Against expectation, it is only Darth Vader’s re-entry into the atmosphere that disappoints. His silhouetted entrance into this Empire’s house of the long shadows deliberately references that of Cushing and Lee’s most iconic villain, Dracula (1958). And yet it feels oddly anti-climactic. While it can only be James Earl Jones voicing cinema’s most popular baddie, the advancing weakness of the 85-year-old’s speech is uncloakable. But the decision to include the ghoul Vader will delight, especially as the sabre-rattling action steps up towards the end. The end that so neatly provides the beginning. Even if his presence does feel a little cumbersomely tagged on.

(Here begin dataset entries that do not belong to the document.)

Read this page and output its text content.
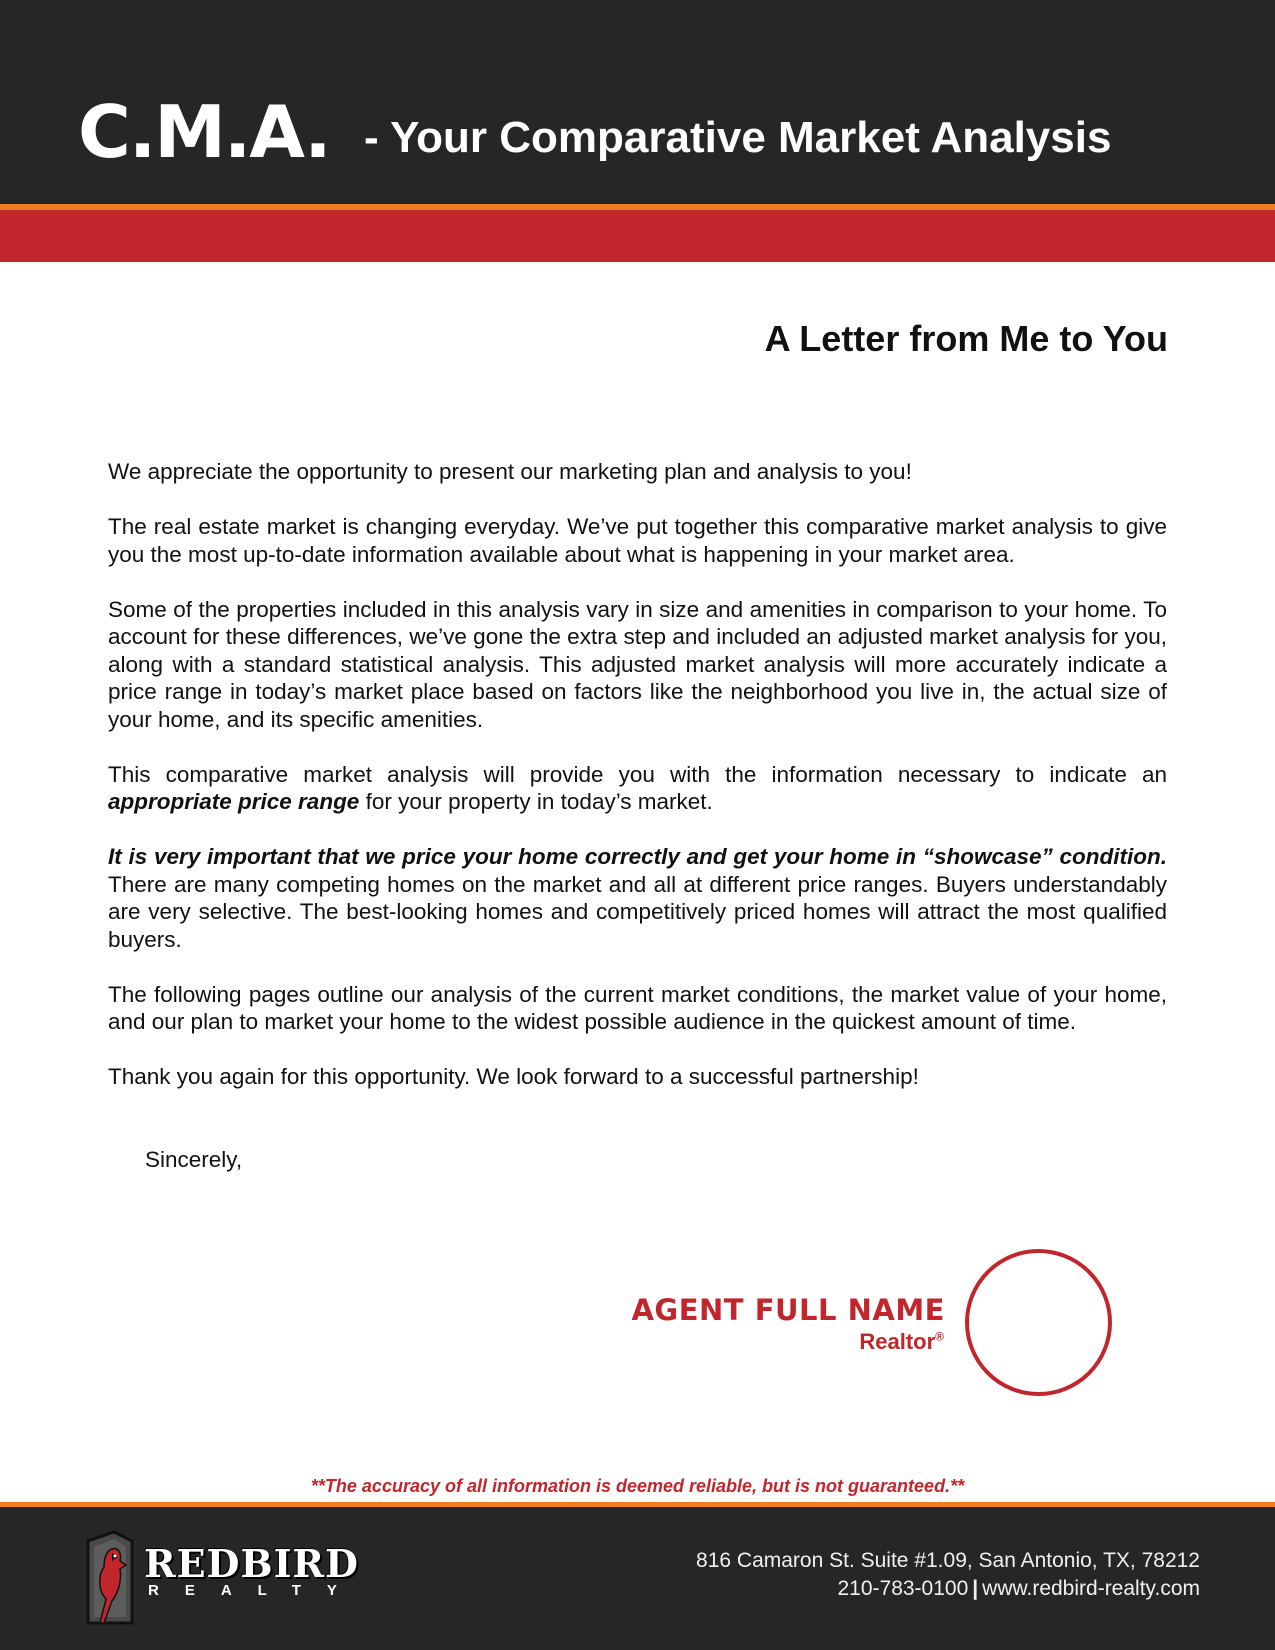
C.M.A. - Your Comparative Market Analysis
A Letter from Me to You

We appreciate the opportunity to present our marketing plan and analysis to you!

The real estate market is changing everyday. We’ve put together this comparative market analysis to give you the most up-to-date information available about what is happening in your market area.

Some of the properties included in this analysis vary in size and amenities in comparison to your home. To account for these differences, we’ve gone the extra step and included an adjusted market analysis for you, along with a standard statistical analysis. This adjusted market analysis will more accurately indicate a price range in today’s market place based on factors like the neighborhood you live in, the actual size of your home, and its specific amenities.

This comparative market analysis will provide you with the information necessary to indicate an appropriate price range for your property in today’s market.

It is very important that we price your home correctly and get your home in “showcase” condition. There are many competing homes on the market and all at different price ranges. Buyers understandably are very selective. The best-looking homes and competitively priced homes will attract the most qualified buyers.

The following pages outline our analysis of the current market conditions, the market value of your home, and our plan to market your home to the widest possible audience in the quickest amount of time.

Thank you again for this opportunity. We look forward to a successful partnership!

Sincerely,
AGENT FULL NAME
Realtor®
**The accuracy of all information is deemed reliable, but is not guaranteed.**
REDBIRD
REALTY
816 Camaron St. Suite #1.09, San Antonio, TX, 78212
210-783-0100 | www.redbird-realty.com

Director Gareth Edwards has reflected on the double meaning of his title; both as a starship’s designation, but also signifying the first ‘rogue’ feature of the galaxy’s biggest franchise. This is, in essence, the first fan fiction to be given official blessing. Freed from Lucas’s force-grip, it’s produced entirely by those irrevocably touched by his universe. Meanwhile, the studio ensures the main cinematic behemoth continues, in streamlined, 21st century form.
Rogue One succeeds in both supplementary and stand-alone fashion. This, together with the ballsy decision to re-animate a collapsed supergiant star of countless hidden horrors, makes it one of the most intriguing and entertaining of recent blockbusters.